Stein Emil Vollset, et al.
Of course, procreation is more a biological process than a philosophical one. Survivability is the goal of every species. That said, we’ve mitigated the potential damage of overcrowding by contraception and education, as the study suggests. Either we need to more fairly distribute resources around the world—tough to imagine in a capitalist system—or pay the price for birthing too many humans. The latter could be quelled if we have fewer children.
Stein Emil Vollset, Professor of Global Health at IHME and lead author of the study, weighs the costs and benefits:
“While population decline is potentially good news for reducing carbon emissions and stress on food systems, with more old people and fewer young people, economic challenges will arise as societies struggle to grow with fewer workers and taxpayers, and countries’ abilities to generate the wealth needed to fund social support and health care for the elderly are reduced.”

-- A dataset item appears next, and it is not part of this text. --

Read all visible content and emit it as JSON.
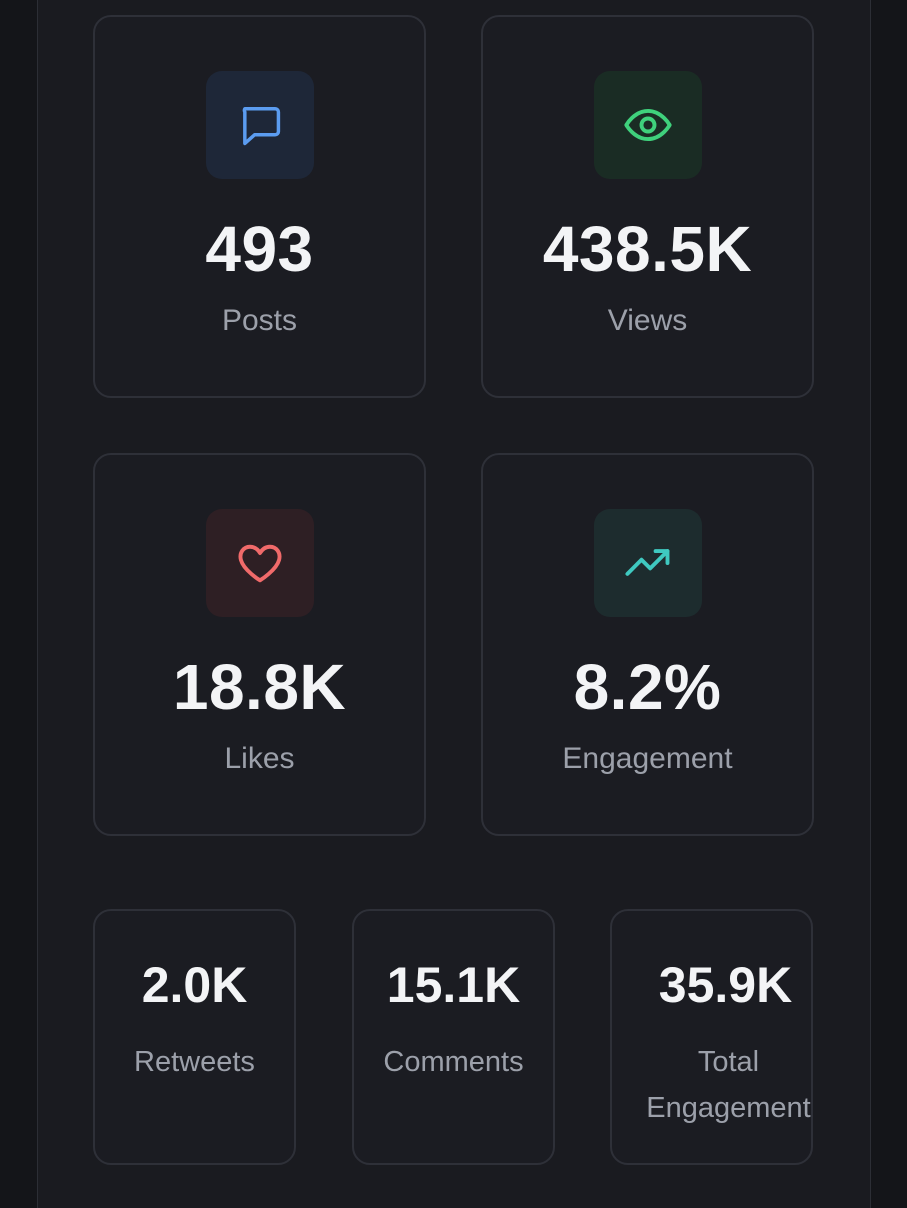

The researchers believe immigration will be an even more pressing issue in the coming decades. This might mean less surface area being inhabited as people crowd into environmentally and financially robust regions—a forthcoming reality due to climate change anyway.
In conclusion, Professor Ibrahim Abubakar at University College London comments on the study, noting, “The distribution of working-age populations will be crucial to whether humanity prospers or withers.” Depending on your age, you might not have to worry about this, but our children and grandchildren certainly will.